Information management strategies should be at the centre of efforts to move organisations beyond the COVID-19 crisis, to thrive once more. This is according to Julie Tregurtha, regional VP of sales for Africa at OpenText, who was speaking at the OpenText Thrive Once More webinar hosted in partnership with ITWeb this week.

“The true pioneers of the next normal are those moving beyond reactive measures and starting to use this opportunity to build out strategies to emerge as a stronger organisation in future,” Tregurtha said. “It’s not the time to sit and do nothing, it is definitely time to act.”

Tregurtha said global analysts were recommending four priorities to enable businesses to move beyond the crisis and position themselves for growth. These, she said, were:

  • Containing costs while maximising productivity, by consolidating key technologies, reviewing assets, and prioritising digital investments that reduce costs and risks.
  • Accelerating key transformation initiatives in areas that would deliver measurable impact, such as simplifying customer experience and strengthening security, to capitalise on new business models and opportunities with greater agility.
  • Engaging and protecting the customer base, moving to accelerate digital initiatives that simplify and strengthen relationships; and then leveraging those deeper relationships to improve results from sales, procurement and the partner ecosystem.
  • Enabling an effective work environment by prioritising IT initiatives that maximise workforce productivity under all conditions.

However, an integrated information management strategy had to span these efforts, she said.

“My top advice to businesses now is to have an information management strategy – it’s an end to end discipline to treat information as the valuable asset that it should be,” she said. “A solid information management strategy is what will give organisations a competitive advantage going forward.”

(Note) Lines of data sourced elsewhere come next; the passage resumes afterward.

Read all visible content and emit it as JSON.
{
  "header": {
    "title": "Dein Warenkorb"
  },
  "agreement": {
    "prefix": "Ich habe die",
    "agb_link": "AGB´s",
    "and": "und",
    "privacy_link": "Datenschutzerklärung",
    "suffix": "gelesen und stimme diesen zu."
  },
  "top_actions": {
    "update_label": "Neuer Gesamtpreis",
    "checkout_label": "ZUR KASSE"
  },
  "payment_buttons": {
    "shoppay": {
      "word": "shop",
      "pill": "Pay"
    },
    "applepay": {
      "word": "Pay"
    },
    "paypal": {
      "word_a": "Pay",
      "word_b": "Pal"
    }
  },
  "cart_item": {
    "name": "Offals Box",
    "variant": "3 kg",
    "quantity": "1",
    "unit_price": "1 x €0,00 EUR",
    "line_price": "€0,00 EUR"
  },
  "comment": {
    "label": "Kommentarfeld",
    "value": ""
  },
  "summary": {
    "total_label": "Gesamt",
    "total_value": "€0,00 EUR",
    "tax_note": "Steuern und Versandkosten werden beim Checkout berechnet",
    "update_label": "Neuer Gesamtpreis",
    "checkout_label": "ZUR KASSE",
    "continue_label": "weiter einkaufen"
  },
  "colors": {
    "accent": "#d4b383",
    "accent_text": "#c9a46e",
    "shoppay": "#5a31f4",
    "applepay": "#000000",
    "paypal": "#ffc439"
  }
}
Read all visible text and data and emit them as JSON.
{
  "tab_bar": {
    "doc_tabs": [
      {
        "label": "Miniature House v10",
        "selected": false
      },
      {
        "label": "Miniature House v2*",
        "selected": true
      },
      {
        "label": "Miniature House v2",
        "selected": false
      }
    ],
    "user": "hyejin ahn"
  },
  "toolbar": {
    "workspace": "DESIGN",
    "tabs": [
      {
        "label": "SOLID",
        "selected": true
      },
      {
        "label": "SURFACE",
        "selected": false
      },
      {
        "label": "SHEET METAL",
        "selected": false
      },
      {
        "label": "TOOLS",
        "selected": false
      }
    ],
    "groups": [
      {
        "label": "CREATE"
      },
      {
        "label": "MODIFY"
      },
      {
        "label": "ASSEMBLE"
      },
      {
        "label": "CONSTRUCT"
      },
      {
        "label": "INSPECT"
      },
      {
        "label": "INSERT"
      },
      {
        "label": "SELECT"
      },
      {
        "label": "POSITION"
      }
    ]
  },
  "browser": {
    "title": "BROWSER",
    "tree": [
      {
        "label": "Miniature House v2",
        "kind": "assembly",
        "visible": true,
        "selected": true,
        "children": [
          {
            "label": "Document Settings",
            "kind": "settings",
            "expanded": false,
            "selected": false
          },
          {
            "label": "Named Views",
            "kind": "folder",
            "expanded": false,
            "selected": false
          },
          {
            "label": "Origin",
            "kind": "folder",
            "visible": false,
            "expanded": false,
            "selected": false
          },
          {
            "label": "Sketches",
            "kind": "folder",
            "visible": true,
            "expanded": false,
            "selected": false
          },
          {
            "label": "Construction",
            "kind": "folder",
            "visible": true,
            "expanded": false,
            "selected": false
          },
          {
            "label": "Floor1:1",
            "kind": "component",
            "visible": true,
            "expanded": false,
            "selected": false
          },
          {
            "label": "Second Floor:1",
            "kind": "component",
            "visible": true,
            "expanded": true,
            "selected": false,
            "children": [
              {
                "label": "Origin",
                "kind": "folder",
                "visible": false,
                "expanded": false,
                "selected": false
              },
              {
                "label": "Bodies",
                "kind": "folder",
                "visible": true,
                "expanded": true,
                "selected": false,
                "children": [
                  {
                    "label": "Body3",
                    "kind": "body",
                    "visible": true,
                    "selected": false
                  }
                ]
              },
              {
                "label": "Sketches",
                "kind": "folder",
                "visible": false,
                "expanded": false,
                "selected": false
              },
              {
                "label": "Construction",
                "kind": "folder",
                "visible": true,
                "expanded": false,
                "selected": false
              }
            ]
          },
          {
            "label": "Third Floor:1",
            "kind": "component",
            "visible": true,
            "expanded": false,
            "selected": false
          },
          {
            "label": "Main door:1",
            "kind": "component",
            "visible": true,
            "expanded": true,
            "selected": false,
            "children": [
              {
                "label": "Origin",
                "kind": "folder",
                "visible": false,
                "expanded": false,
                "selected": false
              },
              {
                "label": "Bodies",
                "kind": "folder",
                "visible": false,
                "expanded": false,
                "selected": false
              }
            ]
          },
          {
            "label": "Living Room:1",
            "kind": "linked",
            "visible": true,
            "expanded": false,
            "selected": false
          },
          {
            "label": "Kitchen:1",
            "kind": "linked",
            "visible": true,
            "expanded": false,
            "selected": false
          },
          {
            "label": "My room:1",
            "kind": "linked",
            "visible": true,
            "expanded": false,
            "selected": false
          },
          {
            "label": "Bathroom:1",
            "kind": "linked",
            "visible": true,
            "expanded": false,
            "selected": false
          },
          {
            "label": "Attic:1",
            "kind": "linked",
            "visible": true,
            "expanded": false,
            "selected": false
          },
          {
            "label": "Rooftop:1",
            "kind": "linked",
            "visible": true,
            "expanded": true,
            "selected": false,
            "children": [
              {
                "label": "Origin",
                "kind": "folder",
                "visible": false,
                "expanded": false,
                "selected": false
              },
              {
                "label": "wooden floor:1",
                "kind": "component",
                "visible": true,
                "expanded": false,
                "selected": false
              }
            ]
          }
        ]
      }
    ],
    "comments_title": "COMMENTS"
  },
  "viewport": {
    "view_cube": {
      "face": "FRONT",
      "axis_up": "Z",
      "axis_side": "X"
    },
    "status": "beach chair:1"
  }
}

It’s not the time to sit and do nothing, it is definitely time to act.

Julie Tregurtha, OpenText

Corlia van Zyl, group manager of ICT at Distell, said her organisation was aligned with these priorities, and had moved to accelerate certain IT projects and delay others when the pandemic struck. The company had focused on systems to enable customers and stakeholders; as well as to improve the work from anywhere environment, she said. 

“We reprioritised our initiatives to focus on what would add the most value, and I’m glad we didn’t take our foot off the pedal during lockdown.” Enhanced information management systems had been one of the organisation’s focus areas, Van Zyl said: “Working from home revealed how paper based we were.”

She added that forward looking approaches also needed more than just technology: “We as IT leaders shouldn’t just focus on the technology, but also on the people. We need to equip IT in terms of their culture and behaviour to enable agility, foresight, resilience, learning and adaptability.”